How to get the gradient of parameters for different losses when multiple losses used

weleen · July 6, 2018, 5:30am

# construction, simply
net = Net()
data, label = DataLoader(Dataset)
opt = Optimizer()
criterion1 = Loss1()
criterion2 = Loss2()
output = net(data)
# get loss
loss1 = criterion1(output, label)
loss2 = criterion2(output, label)

# call backward()
# first type
loss1.backward() 
print(next(net.parameters()).grad)
loss2.backward()
print(next(net.parameters()).grad)
# is the above same as below
# second type
loss = loss1+loss2
loss.backward()

# step()
opt.step()

I have two questions.
First, two kinds of backward is equal?
Second, if i want to see the gradient of parameters for different loss, is it the simplest way? Or some more simple way to get the gradient for different losses.

justusschock · July 6, 2018, 6:55am

To answer your first question: you need to specify retain_graph=True in your first backward-call when using multiple losses for one output and backwarding them separately. Otherwise the gradient graph will be destroyed during your first backward-call and you will be unable to use the second loss.

Whether or not these approaches are equal depends on how you are using the optimizer. If you call optim.zero_grad() between the backward calls these approaches are not equivalent but if you don’t do so that they are since gradients are per default accumulated in Pytorch.

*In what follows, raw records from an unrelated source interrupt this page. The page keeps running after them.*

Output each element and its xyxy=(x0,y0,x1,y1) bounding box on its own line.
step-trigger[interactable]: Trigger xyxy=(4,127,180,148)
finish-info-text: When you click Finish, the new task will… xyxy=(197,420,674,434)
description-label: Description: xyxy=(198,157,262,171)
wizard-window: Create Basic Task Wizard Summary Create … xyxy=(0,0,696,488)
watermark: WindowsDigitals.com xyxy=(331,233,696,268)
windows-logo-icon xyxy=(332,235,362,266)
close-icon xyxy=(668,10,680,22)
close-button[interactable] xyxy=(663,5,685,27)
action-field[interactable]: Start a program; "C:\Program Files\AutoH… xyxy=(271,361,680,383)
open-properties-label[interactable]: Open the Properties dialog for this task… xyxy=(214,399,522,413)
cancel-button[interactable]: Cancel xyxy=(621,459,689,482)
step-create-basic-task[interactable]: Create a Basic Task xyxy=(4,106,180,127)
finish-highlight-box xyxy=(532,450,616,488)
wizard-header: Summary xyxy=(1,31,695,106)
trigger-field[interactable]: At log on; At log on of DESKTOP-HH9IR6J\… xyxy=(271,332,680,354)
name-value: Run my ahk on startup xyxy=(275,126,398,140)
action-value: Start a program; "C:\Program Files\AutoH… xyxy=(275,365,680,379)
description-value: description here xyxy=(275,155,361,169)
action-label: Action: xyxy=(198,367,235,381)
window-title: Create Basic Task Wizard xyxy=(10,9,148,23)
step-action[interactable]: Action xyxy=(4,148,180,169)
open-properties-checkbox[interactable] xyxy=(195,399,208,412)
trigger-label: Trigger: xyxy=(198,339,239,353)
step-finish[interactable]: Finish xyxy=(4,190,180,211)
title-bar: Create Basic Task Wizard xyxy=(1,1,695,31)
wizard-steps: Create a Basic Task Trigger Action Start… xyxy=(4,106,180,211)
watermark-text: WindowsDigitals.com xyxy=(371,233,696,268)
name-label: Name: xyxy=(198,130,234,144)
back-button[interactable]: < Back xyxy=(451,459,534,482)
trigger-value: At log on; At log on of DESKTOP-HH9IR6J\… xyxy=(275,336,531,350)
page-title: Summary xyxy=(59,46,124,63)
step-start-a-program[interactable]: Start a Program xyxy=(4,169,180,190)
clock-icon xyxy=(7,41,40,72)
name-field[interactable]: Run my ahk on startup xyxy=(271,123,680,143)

weleen · July 6, 2018, 7:11am

Thank you very much.

Soumya_Sanyal · October 19, 2018, 1:16am

This might be a very silly question, but to get the gradients of parameters for different losses (as in the question) don’t we have to subtract the gradients for the second update? I’m basing this on the fact that we don’t do an optim.zero_grad() in between (which will anyway lead to wrong back propagation as suggested). To be clear, shouldn’t the below code be used rather than what the question suggests?

opt.zero_grad()

loss1.backward()
grad_wrt_loss1 = next(net.parameters()).grad
print(grad_wrt_loss1)
loss2.backward()
# THIS subtraction is the distinction from above code:
grad_wrt_loss2 = next(net.parameters()).grad - grad_wrt_loss1
print(grad_wrt_loss2)

opt.step()